Magda, only 17, stays with her mother and grandfather, hiding out in a neighbour’s attic or in the forest when the Nazi militia come to round up friends, neighbours and family. She escapes for a time, but eventually she too is captured and transported to the death camp. In Auschwitz-Birkenau the three sisters are reunited and, remembering their father, they make a new promise, this time to each other: That they will survive.

This is a fictional account of a remarkable true story by the author of The Tattooist of Auschwitz, which I haven’t read. I found I wanted to pick this up and follow the sisters on their heartbreaking and horrific journey. The account of their time in Auschwitz-Birkenau is a harrowing portrayal of the evil inflicted during this dark period in history.

I therefore feel unjust in the criticism that is to follow but for me it was about 100+ pages too long and I think it would have been better to stop writing at a certain point, omit the final part, and tell the remainder of the story as a biographical summary.
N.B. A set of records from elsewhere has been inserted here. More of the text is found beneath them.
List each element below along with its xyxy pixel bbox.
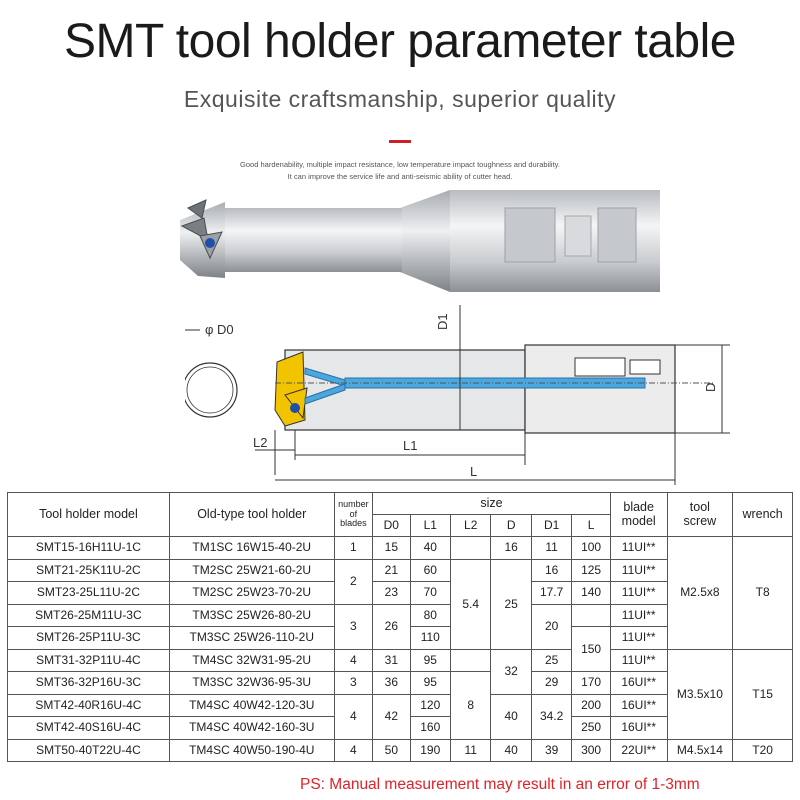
l-cell — [572, 604, 611, 627]
header-d1: D1 — [531, 515, 571, 537]
screw-cell: M3.5x10 — [667, 649, 733, 739]
model-cell: SMT15-16H11U-1C — [8, 537, 170, 560]
l2-cell: 11 — [450, 739, 490, 762]
header-size: size — [373, 493, 611, 515]
old-model-cell: TM2SC 25W23-70-2U — [169, 582, 334, 605]
model-cell: SMT42-40S16U-4C — [8, 717, 170, 740]
table-row — [8, 739, 793, 762]
header-tool-screw: tool screw — [667, 493, 733, 537]
blades-cell: 4 — [334, 694, 372, 739]
d0-cell: 15 — [373, 537, 410, 560]
blade-model-cell: 11UI** — [610, 582, 667, 605]
header-old-model: Old-type tool holder — [169, 493, 334, 537]
blades-cell: 4 — [334, 739, 372, 762]
l-cell: 170 — [572, 672, 611, 695]
old-model-cell: TM1SC 16W15-40-2U — [169, 537, 334, 560]
tool-holder-photo — [150, 180, 670, 300]
model-cell: SMT31-32P11U-4C — [8, 649, 170, 672]
d1-cell: 11 — [531, 537, 571, 560]
d1-cell: 29 — [531, 672, 571, 695]
technical-drawing — [185, 300, 745, 490]
d-cell: 32 — [491, 649, 531, 694]
d1-cell: 34.2 — [531, 694, 571, 739]
l2-cell: 8 — [450, 672, 490, 740]
wrench-cell: T8 — [733, 537, 793, 650]
l2-cell — [450, 537, 490, 560]
l-cell: 300 — [572, 739, 611, 762]
d0-cell: 31 — [373, 649, 410, 672]
blade-model-cell: 11UI** — [610, 604, 667, 627]
blade-model-cell: 11UI** — [610, 537, 667, 560]
old-model-cell: TM3SC 25W26-80-2U — [169, 604, 334, 627]
model-cell: SMT26-25M11U-3C — [8, 604, 170, 627]
model-cell: SMT23-25L11U-2C — [8, 582, 170, 605]
header-l2: L2 — [450, 515, 490, 537]
blade-model-cell: 22UI** — [610, 739, 667, 762]
old-model-cell: TM4SC 40W42-120-3U — [169, 694, 334, 717]
d0-cell: 26 — [373, 604, 410, 649]
l-cell: 250 — [572, 717, 611, 740]
blades-cell: 3 — [334, 672, 372, 695]
old-model-cell: TM2SC 25W21-60-2U — [169, 559, 334, 582]
old-model-cell: TM4SC 40W50-190-4U — [169, 739, 334, 762]
d1-cell: 16 — [531, 559, 571, 582]
l1-cell: 120 — [410, 694, 450, 717]
model-cell: SMT36-32P16U-3C — [8, 672, 170, 695]
l1-label: L1 — [403, 438, 418, 453]
d1-cell: 25 — [531, 649, 571, 672]
header-l1: L1 — [410, 515, 450, 537]
page-title: SMT tool holder parameter table — [64, 15, 736, 68]
l2-cell — [450, 649, 490, 672]
blade-model-cell: 16UI** — [610, 694, 667, 717]
l1-cell: 160 — [410, 717, 450, 740]
d0-cell: 42 — [373, 694, 410, 739]
accent-divider — [389, 140, 411, 143]
screw-cell: M2.5x8 — [667, 537, 733, 650]
d-cell: 40 — [491, 739, 531, 762]
old-model-cell: TM3SC 32W36-95-3U — [169, 672, 334, 695]
d1-label: D1 — [435, 313, 450, 330]
page-subtitle: Exquisite craftsmanship, superior quality — [183, 86, 617, 112]
l1-cell: 70 — [410, 582, 450, 605]
blade-model-cell: 11UI** — [610, 649, 667, 672]
l-cell: 200 — [572, 694, 611, 717]
parameter-table — [7, 492, 793, 762]
d1-cell: 20 — [531, 604, 571, 649]
description-line-2: It can improve the service life and anti-seismic ability of cutter head. — [287, 172, 513, 181]
l-cell: 150 — [572, 627, 611, 672]
old-model-cell: TM3SC 25W26-110-2U — [169, 627, 334, 650]
model-cell: SMT21-25K11U-2C — [8, 559, 170, 582]
header-wrench: wrench — [733, 493, 793, 537]
header-blades: number of blades — [334, 493, 372, 537]
model-cell: SMT26-25P11U-3C — [8, 627, 170, 650]
d0-cell: 50 — [373, 739, 410, 762]
l-cell: 140 — [572, 582, 611, 605]
header-d: D — [491, 515, 531, 537]
l1-cell: 190 — [410, 739, 450, 762]
d-cell: 16 — [491, 537, 531, 560]
header-l: L — [572, 515, 611, 537]
header-blade-model: blade model — [610, 493, 667, 537]
old-model-cell: TM4SC 32W31-95-2U — [169, 649, 334, 672]
blades-cell: 4 — [334, 649, 372, 672]
d0-label: φ D0 — [205, 322, 234, 337]
model-cell: SMT50-40T22U-4C — [8, 739, 170, 762]
blade-model-cell: 16UI** — [610, 717, 667, 740]
d1-cell: 39 — [531, 739, 571, 762]
l2-label: L2 — [253, 435, 268, 450]
l1-cell: 110 — [410, 627, 450, 650]
blade-model-cell: 11UI** — [610, 627, 667, 650]
table-row — [8, 537, 793, 560]
screw-cell: M4.5x14 — [667, 739, 733, 762]
wrench-cell: T15 — [733, 649, 793, 739]
header-model: Tool holder model — [8, 493, 170, 537]
d-cell: 25 — [491, 559, 531, 649]
blades-cell: 1 — [334, 537, 372, 560]
d1-cell: 17.7 — [531, 582, 571, 605]
description-line-1: Good hardenability, multiple impact resistance, low temperature impact toughness and durability. — [240, 160, 560, 169]
l1-cell: 80 — [410, 604, 450, 627]
blade-model-cell: 11UI** — [610, 559, 667, 582]
d-label: D — [703, 382, 718, 392]
blades-cell: 3 — [334, 604, 372, 649]
l1-cell: 95 — [410, 672, 450, 695]
d0-cell: 21 — [373, 559, 410, 582]
wrench-cell: T20 — [733, 739, 793, 762]
header-d0: D0 — [373, 515, 410, 537]
blade-model-cell: 16UI** — [610, 672, 667, 695]
l1-cell: 60 — [410, 559, 450, 582]
l2-cell: 5.4 — [450, 559, 490, 649]
d0-cell: 36 — [373, 672, 410, 695]
d0-cell: 23 — [373, 582, 410, 605]
blades-cell: 2 — [334, 559, 372, 604]
l-label: L — [470, 464, 478, 479]
old-model-cell: TM4SC 40W42-160-3U — [169, 717, 334, 740]
model-cell: SMT42-40R16U-4C — [8, 694, 170, 717]
l1-cell: 40 — [410, 537, 450, 560]
measurement-note: PS: Manual measurement may result in an error of 1-3mm — [300, 776, 700, 793]
l-cell: 100 — [572, 537, 611, 560]
l1-cell: 95 — [410, 649, 450, 672]
l-cell: 125 — [572, 559, 611, 582]
table-row — [8, 649, 793, 672]
d-cell: 40 — [491, 694, 531, 739]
I also felt that at times it slipped through the gap between fiction and biography. Having said that, it is well worth reading.

This will suit several prompts but I’m going to choose number 10: A book based on a real person.

Reading Next

This will probably be another Japanese novel, At the End of the Matinee by Keiichiro Hirano.

My thought-provoking quotation this week comes from Three Sisters:

Is that it? she thinks. They went through all that horror, and now they’re just being sent home, on a bus, as if nothing had happened? Rage spikes her body. Who is going to say sorry? Who is going to atone for their suffering, the senseless deaths?